Cari Blog Ini

Sabtu, 29 Oktober 2011

tentang pagi


Tentang Pagi…

Dalam heningnya ia menenangkan...
dalam sejuknya ia menggerakkan...
dalam cerahnya ia menguatkan...

Ini cerita tentang pagi, karena yang Maha Kauasa hanya memberikannya kepada pagi...

Bersama beberapa saudara, emmm... lebih tepatnya satu keluarga. Malam itu kami bersepakat untuk bisa melihat matahari terbit yah, bahasa kerennya sun rise esok pagi. Meski hujan, malam itu selepas shalat maghrib berjama’ah kami meluncur menuju salah satu penginapan di kaki merapi. Itung-itung sekalian mabit ”malam bina iman dan taqwa” plus pisahan sebelum kkn.
Paginya, dari petunjuk salah satu anggota keluarga yang sudah melakukan survei, ada tempat yang sepertinya ok untuk melihat matahari terbit. Berdasar petunjuk itu, selepas shalat subuh kami langsung meluncur ke lokasi yang ditunjukan saudara kami.
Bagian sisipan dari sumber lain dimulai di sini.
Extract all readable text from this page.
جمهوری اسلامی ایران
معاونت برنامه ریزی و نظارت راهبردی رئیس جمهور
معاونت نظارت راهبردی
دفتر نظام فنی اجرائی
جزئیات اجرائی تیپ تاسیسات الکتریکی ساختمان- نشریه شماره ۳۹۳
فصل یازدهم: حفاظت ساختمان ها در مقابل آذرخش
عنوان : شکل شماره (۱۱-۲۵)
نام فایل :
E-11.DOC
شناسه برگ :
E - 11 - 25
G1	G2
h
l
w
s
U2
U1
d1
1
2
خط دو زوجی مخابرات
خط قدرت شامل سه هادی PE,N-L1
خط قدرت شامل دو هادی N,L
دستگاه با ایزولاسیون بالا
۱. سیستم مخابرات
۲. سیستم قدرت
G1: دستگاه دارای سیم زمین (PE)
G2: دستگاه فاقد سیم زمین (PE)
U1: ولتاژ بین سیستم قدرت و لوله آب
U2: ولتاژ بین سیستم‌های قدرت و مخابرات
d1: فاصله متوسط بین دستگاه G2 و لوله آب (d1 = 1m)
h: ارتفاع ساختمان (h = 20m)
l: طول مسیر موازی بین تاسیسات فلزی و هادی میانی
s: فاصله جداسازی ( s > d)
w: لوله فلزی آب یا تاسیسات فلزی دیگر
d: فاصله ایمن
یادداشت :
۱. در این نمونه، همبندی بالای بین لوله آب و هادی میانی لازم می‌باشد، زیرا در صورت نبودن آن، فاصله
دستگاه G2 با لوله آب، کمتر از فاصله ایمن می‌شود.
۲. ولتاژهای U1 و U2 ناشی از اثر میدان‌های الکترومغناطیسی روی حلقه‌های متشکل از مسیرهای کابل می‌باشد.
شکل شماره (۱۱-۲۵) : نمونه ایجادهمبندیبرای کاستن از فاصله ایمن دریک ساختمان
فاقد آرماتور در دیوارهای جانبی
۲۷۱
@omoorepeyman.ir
Ternyata sebuah taman bermain yang dilengkapi gardu pandang, lumayan gardu pandangnya cukup besar dan tinggi, tiga lantai... karena masih pagi jadi taman bermain itu belum di buka, so... harus mengeluarkan sedikit kretifitas, keahlian, keberanian, dan energi untuk bisa naik ke gardu pandang itu... ^^V
Pagi itu cukup mendung, sambil menunggu si ”terang”, kami membaca dzikir al-Ma’surat bersama dan muraja’ah beberapa hafalan kami. Selesai semua, yang kami tunggu tak nampak juga... Bekal sisa semalam yang kami bawa pun semakin menipis, tapi si ”terang” belum tampak juga... Lama kelamaan pesimis juga, mungkin posisi kami yang salah. Kemudian kami mengubah posisi kami menunggu... berlalu, hanya sedikit semburat keputihan yang terbiaskan cahaya lampu taman yang kami lihat.. bulatan dan semburat jingga itu belum juga terlihat.. berpikir beberapa saat, baru salah satu dari kami sadar, kalu tempat ini kan bukan gardu pandang sun rise, tapi gardu pandang merapi... selama apa pun kami menunggu dan melihat ke arah timur, yang kami tunggu tidak akan terlihat dari sini. Benar saja, saat kami melihat ke arah utara, si ”gagah” itu sudah menampakan siluet dirinya... Subhanalloh.. Maha Suci Engkau Sang pencipta Keindahan.. meskipun tak ada semburat jingga atau terangnya matahari, tapi Kau menggantinya dengan biru dan siluet gagah itu... Subhanalloh... hanya itu yang terus kami lafadzkan... Alloh selalu lebih tahu yang terbaik untuk hamba-Nya... seberapaun kamu ingin, Alloh lebih tahu yang kamu butuhkan... eh, ada bonus bulan sabit juga... ^^

Bukankah kami telah menjadikan bumi sebagai hamparan, dan gunung-gunung sebagai pasak ?”
(QS: 78: 6-7)



Di belahan bumi yang lain, emmm... masih di Indonesia, sisi timur Indonesia…
Pagi itu hari ke tiga kaki ini menginjak bumi cendrawasih, pagi yang mendung tapi bersemangat... pagi itu ada undangan dari warga untuk ikut membantu mereka berladang. Tepat pukul 06.30 WIT kami melucur ke ladang yang di maksud. Sempat sedikit kaget, karena ladang yang dimaksud ternyata kalau di tempat tinggal kami di Jawa masih di sebut hutan. -,-a
Pagi yang sudah mendung itu, akhirnya diguyur hujan... subhanalloh, merasakan kali pertama hujan di bagian lain Indonesia... kalau saya menyebutnya ”eksotis”.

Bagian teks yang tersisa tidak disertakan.